I recently finished a book called "Did I Kiss Marriage Goodbye? Trusting God with a Hope Deferred" by Carolyn McCulley. The author is a recently turned 40 single woman, and although I felt young reading a lot of it (I haven't yet graduated college, etc.), the first few chapters of this book are gems.

In the chapter called "Esteeming the Gift," Carolyn talks about the gift of singleness. It is a gift that everyone is given for at least a short time. In 1 Cor. 7:7, Paul talks about singleness being a gift. Apparently, that is the same Greek word [charisma] used in 1 Cor. 12 when talking about spiritual gifts. She maintains that singleness is given to us for the common good, and as I read, I began to see just how true that is. (And if you want to be un-single just for your own benefit, please, go read Phil. 2.)

Please don't think I'm saying marriage is bad or that married people are selfish...I would love to get married, but since I can't control the fact that I am not, why complain? Marriage is gift and so is singleness.

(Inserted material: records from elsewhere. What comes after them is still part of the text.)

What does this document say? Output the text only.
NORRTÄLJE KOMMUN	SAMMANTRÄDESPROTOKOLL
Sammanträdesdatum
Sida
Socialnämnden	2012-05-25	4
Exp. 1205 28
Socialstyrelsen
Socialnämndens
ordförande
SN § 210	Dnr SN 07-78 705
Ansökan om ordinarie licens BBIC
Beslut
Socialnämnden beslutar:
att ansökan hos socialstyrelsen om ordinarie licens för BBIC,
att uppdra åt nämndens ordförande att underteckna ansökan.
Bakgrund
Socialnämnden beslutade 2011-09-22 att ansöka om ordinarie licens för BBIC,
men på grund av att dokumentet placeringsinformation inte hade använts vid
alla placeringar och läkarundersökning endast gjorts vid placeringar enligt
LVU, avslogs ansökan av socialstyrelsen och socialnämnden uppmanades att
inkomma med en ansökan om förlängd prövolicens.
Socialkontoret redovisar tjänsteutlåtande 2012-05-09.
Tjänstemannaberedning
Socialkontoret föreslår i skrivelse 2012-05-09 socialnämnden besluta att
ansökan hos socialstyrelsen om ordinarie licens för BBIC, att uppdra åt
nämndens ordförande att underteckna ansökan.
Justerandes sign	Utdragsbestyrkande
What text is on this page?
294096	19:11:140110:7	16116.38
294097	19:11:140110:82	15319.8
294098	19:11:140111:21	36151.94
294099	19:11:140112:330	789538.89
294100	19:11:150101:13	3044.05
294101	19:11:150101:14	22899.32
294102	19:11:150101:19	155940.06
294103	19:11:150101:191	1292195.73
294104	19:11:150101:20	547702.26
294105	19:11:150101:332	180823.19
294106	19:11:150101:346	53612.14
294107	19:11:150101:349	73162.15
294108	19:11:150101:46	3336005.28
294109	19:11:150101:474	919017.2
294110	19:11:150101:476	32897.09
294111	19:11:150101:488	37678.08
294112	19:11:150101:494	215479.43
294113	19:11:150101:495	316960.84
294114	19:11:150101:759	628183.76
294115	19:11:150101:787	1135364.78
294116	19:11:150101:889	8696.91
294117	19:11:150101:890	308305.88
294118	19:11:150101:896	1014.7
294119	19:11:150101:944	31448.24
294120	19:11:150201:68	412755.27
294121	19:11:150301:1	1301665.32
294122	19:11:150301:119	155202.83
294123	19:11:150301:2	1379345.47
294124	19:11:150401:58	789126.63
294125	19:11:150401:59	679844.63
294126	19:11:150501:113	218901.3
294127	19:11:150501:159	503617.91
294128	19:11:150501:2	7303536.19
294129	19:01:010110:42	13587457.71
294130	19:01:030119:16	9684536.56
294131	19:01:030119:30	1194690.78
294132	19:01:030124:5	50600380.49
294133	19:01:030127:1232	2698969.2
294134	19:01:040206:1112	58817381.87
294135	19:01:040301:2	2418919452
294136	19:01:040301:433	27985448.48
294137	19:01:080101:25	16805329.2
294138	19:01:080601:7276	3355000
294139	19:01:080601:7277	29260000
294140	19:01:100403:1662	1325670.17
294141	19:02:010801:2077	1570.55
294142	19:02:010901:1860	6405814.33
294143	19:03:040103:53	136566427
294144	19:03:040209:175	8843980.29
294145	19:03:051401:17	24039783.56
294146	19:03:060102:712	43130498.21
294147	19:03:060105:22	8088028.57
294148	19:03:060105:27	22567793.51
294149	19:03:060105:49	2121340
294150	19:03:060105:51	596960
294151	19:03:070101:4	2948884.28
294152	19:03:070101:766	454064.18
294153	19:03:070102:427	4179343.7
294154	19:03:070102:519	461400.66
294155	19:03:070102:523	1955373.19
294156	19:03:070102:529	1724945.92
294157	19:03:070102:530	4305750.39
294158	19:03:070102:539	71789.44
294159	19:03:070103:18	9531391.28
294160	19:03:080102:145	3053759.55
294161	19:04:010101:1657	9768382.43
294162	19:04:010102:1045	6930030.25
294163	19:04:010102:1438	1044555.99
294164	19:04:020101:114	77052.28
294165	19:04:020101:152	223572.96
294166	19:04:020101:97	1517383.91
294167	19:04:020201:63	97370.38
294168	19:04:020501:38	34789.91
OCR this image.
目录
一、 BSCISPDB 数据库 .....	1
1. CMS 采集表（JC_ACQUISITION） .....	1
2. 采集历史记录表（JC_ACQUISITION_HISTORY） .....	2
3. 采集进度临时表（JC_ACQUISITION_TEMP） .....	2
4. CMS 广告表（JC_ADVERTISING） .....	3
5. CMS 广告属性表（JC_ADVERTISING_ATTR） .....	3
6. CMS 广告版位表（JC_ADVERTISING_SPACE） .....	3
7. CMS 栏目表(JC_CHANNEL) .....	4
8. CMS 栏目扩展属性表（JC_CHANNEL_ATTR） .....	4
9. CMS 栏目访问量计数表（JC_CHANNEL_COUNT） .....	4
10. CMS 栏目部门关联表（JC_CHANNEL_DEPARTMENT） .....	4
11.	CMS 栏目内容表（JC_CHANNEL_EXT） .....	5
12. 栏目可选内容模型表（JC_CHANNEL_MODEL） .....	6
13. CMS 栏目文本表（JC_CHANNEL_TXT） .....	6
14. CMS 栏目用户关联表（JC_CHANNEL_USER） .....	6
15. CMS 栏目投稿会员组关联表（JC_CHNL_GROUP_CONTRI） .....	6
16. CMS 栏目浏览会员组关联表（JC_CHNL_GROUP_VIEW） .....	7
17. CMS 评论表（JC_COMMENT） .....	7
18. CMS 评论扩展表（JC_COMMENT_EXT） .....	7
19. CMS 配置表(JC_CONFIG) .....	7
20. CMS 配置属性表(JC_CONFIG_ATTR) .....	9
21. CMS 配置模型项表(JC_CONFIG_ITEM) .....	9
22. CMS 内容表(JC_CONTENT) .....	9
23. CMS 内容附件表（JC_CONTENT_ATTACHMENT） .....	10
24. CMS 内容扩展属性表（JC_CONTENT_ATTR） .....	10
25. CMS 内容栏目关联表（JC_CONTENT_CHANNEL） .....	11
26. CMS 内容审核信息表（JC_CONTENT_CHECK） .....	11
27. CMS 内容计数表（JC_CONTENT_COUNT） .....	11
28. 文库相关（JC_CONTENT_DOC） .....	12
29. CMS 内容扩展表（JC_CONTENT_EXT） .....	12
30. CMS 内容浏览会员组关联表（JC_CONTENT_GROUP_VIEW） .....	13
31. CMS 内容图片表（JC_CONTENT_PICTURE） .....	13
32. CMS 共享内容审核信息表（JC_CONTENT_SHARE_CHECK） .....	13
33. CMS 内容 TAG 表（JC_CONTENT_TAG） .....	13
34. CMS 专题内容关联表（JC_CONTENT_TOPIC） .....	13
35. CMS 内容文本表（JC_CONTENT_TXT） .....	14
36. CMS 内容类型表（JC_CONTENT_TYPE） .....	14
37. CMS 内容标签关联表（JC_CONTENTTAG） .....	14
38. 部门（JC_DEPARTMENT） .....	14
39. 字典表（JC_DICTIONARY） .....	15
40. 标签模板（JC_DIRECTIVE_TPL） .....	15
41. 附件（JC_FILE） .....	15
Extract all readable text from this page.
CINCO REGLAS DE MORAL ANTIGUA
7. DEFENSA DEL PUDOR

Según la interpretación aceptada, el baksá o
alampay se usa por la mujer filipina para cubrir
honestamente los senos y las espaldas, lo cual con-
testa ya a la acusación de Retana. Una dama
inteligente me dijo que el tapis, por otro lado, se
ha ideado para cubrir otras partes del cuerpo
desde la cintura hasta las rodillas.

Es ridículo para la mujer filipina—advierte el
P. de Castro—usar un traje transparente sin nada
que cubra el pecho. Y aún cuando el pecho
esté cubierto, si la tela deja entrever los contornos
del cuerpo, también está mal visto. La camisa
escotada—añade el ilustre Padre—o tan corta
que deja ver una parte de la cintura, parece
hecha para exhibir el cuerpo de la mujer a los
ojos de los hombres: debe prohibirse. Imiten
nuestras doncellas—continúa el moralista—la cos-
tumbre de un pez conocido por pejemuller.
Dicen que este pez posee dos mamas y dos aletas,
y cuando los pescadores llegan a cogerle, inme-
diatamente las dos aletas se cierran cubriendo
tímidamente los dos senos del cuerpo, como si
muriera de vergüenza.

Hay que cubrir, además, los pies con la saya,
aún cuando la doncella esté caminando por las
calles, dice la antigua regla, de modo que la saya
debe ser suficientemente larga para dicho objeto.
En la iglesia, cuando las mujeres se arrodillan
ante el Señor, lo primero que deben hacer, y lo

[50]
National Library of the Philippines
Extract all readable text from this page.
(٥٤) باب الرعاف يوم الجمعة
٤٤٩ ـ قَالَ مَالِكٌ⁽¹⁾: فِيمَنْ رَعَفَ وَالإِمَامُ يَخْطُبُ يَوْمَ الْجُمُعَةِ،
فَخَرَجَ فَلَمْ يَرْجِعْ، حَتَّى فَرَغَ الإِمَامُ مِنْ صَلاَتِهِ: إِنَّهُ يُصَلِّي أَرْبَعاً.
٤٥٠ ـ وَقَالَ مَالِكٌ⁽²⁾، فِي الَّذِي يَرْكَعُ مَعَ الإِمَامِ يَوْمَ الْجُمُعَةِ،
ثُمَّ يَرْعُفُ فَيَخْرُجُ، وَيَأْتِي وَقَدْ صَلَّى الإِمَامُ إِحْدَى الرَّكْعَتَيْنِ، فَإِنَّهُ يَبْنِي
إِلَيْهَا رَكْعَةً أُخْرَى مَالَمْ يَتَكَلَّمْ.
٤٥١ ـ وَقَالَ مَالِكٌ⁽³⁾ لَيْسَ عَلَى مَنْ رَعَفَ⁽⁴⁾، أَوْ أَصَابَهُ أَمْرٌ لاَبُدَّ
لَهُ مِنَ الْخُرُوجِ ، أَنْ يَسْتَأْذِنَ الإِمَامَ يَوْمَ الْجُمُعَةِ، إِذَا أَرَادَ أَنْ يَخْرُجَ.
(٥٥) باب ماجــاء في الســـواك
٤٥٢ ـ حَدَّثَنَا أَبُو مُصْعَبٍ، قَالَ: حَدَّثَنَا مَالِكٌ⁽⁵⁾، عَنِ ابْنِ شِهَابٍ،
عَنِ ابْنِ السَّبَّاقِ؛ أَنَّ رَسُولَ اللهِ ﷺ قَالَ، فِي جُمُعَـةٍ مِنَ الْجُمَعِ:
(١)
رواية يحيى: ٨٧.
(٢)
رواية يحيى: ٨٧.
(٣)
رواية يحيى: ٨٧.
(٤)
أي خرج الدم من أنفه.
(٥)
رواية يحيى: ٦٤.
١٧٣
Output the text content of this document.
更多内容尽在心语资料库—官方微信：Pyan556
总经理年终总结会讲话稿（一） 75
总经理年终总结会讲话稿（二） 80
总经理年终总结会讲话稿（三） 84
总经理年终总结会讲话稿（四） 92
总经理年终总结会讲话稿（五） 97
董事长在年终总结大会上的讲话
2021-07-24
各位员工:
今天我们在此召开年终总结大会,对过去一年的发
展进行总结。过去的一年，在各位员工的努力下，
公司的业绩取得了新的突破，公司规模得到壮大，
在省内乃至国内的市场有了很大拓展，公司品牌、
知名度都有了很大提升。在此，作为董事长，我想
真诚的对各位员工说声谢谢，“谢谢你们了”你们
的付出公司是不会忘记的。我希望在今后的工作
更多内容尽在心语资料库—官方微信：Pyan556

I don't know how long I will be single. Maybe by the time I am 23, I'll have a boyfriend. Maybe I won't. All I know is that for now, I am in a season of being single, and that means I have the opportunity to invest in my local church and those around me in a way I might not be able to in the future. This season is a time to focus on becoming a godly man or woman, whether or not we get married.

Carolyn also uses a quote from Elizabeth Elliot to distinguish the difference between singleness and celibacy. I am too lazy to type it out right now, but if you want to read it, either get the book from the library or ask me kindly and I will do it for you. :)

So, my challenge to all you singles (which I am guessing is the majority of the three people who probably read this) is to embrace the gift God has given you. He want to give us good gifts, right? (James 1:17) For now, He's given us singleness; maybe in the future, He will give us marriage. Either way, find your ultimate fulfillment in Christ, serve your local church and those around you, and be content in your season.